Le 11 septembre, il a écarté le futur deuxième joueur mondial, le Norvégien Casper Ruud, au terme d’une finale remportée 6-4, 2-6, 7-6 (1), 6-3. Ce faisant, il faisait coup double en s’adjugeant un premier titre du Grand Chelem et le premier rang mondial.
À 19 ans.
Cela étant dit, cette accession au trône du tennis masculin a réellement commencé au cours des deux dernières années alors que le jeune homme de Las Palmar (Murcie) y est allé d’une progression aussi régulière que fulgurante, concrétisant les énormes attentes que son potentiel exceptionnel avait créées.
Reportons-nous à la fin du mois d’août 2020, après la pause forcée par une pandémie. Il était alors 310e joueur mondial.

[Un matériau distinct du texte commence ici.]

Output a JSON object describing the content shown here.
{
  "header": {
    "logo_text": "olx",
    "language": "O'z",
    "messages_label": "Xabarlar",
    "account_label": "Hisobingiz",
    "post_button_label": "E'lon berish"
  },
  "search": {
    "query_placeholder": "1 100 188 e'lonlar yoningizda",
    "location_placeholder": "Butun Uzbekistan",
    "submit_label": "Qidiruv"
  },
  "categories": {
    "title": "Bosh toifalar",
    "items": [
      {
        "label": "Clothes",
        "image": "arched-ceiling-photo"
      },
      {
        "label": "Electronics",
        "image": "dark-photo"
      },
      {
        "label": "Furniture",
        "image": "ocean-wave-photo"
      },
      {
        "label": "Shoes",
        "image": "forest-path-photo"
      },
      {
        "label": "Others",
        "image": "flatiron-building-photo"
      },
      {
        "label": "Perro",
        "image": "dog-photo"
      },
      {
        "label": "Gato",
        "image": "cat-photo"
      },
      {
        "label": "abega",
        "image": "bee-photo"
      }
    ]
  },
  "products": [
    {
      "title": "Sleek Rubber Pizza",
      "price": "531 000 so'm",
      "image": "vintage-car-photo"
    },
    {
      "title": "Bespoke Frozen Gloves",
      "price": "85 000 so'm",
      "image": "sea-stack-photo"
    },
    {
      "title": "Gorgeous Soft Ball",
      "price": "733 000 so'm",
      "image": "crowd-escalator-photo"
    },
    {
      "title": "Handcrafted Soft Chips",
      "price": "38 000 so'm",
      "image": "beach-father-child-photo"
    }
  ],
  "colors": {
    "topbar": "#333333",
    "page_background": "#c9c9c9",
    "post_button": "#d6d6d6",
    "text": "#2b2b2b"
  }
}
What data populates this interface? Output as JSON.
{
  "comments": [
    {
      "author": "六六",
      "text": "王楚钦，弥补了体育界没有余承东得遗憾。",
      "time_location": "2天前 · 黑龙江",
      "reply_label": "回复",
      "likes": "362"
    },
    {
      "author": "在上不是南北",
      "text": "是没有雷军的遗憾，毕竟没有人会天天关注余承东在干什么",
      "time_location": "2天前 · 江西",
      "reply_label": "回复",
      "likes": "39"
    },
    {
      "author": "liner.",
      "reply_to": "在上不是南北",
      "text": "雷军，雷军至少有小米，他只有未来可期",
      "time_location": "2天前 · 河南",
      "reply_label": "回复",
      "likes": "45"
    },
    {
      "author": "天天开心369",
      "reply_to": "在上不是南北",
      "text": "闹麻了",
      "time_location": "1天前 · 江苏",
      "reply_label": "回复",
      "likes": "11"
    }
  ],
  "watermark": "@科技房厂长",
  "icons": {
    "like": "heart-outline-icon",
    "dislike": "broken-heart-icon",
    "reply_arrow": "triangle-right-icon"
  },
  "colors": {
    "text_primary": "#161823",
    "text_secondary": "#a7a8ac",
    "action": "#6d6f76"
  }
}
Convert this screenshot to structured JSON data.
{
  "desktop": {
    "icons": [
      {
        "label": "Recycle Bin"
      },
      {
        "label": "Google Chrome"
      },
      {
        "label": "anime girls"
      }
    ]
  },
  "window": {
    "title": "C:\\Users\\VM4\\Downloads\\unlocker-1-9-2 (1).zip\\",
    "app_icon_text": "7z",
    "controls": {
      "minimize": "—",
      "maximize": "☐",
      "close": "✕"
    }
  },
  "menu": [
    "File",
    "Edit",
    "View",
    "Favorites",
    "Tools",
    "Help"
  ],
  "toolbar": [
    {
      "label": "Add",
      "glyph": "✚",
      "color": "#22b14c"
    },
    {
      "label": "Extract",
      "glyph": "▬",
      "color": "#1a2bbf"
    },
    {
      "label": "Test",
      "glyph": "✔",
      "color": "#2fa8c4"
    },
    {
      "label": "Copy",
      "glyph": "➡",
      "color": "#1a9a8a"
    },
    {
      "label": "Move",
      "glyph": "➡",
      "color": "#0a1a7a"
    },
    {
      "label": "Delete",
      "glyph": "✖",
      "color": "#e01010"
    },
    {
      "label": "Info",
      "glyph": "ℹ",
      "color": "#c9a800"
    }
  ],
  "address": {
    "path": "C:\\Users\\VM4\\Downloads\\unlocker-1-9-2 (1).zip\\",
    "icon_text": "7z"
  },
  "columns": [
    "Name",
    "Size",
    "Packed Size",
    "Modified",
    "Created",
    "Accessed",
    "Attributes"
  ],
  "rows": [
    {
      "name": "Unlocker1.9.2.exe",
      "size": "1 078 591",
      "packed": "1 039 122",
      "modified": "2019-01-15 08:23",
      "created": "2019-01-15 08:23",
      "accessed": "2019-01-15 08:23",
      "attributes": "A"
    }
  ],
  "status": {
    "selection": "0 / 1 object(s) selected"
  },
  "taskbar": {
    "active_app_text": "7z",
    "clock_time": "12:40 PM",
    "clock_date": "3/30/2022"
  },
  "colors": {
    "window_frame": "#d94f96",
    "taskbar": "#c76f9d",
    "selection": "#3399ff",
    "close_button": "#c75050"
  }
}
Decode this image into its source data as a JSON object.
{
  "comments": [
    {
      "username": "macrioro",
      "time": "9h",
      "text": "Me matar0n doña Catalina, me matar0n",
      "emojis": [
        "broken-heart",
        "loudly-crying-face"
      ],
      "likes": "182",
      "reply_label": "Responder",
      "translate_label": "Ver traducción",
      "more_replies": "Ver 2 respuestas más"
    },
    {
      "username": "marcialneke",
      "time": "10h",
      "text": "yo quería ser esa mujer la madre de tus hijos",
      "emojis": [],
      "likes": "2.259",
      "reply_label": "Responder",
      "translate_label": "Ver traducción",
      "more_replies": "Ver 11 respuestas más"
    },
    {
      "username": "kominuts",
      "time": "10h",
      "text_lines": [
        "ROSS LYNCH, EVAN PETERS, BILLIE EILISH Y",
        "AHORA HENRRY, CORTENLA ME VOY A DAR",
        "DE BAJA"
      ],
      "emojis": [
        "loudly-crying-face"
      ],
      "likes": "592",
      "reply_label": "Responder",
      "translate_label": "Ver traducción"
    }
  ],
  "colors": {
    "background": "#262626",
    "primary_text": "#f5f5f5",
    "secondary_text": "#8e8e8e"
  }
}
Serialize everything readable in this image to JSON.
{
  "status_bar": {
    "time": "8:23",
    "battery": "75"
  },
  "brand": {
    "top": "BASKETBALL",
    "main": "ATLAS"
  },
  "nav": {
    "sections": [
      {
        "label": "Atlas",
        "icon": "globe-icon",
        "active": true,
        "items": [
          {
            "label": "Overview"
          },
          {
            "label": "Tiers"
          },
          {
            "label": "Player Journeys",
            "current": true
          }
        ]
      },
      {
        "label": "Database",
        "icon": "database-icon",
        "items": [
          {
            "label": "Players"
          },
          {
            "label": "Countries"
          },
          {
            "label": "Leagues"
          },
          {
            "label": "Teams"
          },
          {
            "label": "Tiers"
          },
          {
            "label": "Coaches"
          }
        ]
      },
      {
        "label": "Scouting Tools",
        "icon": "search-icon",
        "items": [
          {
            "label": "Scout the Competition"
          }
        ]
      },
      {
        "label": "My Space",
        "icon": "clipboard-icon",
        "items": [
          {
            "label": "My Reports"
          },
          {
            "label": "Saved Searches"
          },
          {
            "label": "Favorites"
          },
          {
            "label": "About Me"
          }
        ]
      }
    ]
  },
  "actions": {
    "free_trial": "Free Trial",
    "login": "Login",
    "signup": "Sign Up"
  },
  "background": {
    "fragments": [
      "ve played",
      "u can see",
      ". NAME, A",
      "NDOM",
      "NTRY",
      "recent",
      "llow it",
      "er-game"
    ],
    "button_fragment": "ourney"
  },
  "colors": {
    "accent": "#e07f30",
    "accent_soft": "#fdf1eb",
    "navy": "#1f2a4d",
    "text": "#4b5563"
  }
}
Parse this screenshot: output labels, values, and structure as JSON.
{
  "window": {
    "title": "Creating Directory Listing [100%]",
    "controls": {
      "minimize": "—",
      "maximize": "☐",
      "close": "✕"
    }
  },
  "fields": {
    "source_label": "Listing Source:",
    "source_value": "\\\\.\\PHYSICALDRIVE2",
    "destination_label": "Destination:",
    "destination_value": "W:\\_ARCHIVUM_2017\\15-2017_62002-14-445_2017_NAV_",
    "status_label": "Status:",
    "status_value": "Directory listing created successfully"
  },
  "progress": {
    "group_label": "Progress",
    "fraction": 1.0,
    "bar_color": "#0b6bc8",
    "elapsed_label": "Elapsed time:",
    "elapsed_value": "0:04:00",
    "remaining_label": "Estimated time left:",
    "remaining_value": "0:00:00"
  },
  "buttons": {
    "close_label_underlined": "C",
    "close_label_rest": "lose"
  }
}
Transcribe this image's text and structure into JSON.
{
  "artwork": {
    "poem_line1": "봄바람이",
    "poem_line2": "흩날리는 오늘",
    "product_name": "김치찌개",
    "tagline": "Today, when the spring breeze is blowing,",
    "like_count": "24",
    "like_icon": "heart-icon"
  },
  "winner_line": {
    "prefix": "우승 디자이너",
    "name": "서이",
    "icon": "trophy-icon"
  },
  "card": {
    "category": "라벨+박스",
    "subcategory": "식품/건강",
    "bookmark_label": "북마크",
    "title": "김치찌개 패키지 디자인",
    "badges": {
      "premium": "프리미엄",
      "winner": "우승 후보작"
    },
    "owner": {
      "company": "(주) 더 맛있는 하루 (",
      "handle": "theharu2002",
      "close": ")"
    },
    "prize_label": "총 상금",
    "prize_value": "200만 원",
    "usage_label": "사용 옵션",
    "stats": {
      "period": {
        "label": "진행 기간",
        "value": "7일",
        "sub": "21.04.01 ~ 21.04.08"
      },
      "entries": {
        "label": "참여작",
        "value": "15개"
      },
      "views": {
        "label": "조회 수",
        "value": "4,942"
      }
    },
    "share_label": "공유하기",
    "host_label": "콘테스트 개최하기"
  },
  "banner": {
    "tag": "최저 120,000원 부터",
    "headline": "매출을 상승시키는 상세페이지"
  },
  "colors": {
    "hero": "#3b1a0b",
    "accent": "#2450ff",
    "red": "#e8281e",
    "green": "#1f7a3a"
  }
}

Âgé de 17 ans et trois mois, Carlos Alcaraz a ensuite atteint la finale de quatre des cinq tournois Challengers auxquels il a participé et il en a gagné deux.
Il était parti pour de bon.
Les 24 mois suivants se regardent comme la coupe d’une ascension (éclair) du mont Everest.
Cette déclaration du demi-finaliste américain Frances Tiafoe au terme de sa défaite en cinq manches face à l’Espagnol illustre probablement l’ensemble de la pensée chez plusieurs rivaux de l’ATP
« Je n’ai jamais affronté un joueur qui bouge aussi bien que lui. C’est un damné joueur. Et il sera un problème pour une très longue période », d’avouer Tiafoe, encore étourdi par ce qu’il venait de vivre, quelques heures plus tôt, le 9 septembre.
Comme pour enfoncer le fer dans la plaie de Francis (et de beaucoup d’autres), le compatriote et entraîneur du surdoué — et ex-champion en Grand Chelem — Juan Carlos Ferrero en a rajouté à l’issue de cette victoire.
« Comme je le lui ai dit, je pense qu’il est à 60 % de ce qu’il peut faire, a-t-il déclaré devant des journalistes médusés. Il peut améliorer beaucoup de choses. »
Je ne sais pas si c’était vraiment le bon moment pour l’entraîneur de dire une telle chose. Devait-il en rajouter alors que le monde était déjà à court de mots devant une telle maestria ? D’un autre côté, s’il y a une personne qui connaît Alcaraz et qui sait jusqu’où il peut aller, c’est bien lui.
Et ça fait peur.
Ainsi, quelques jours après l’accession au trône d’un Charles III en Angleterre, le quotidien espagnol La Verdad a fait d’une pierre deux coups, lundi matin, en parlant de « son » nouveau roi, Carlos 1er.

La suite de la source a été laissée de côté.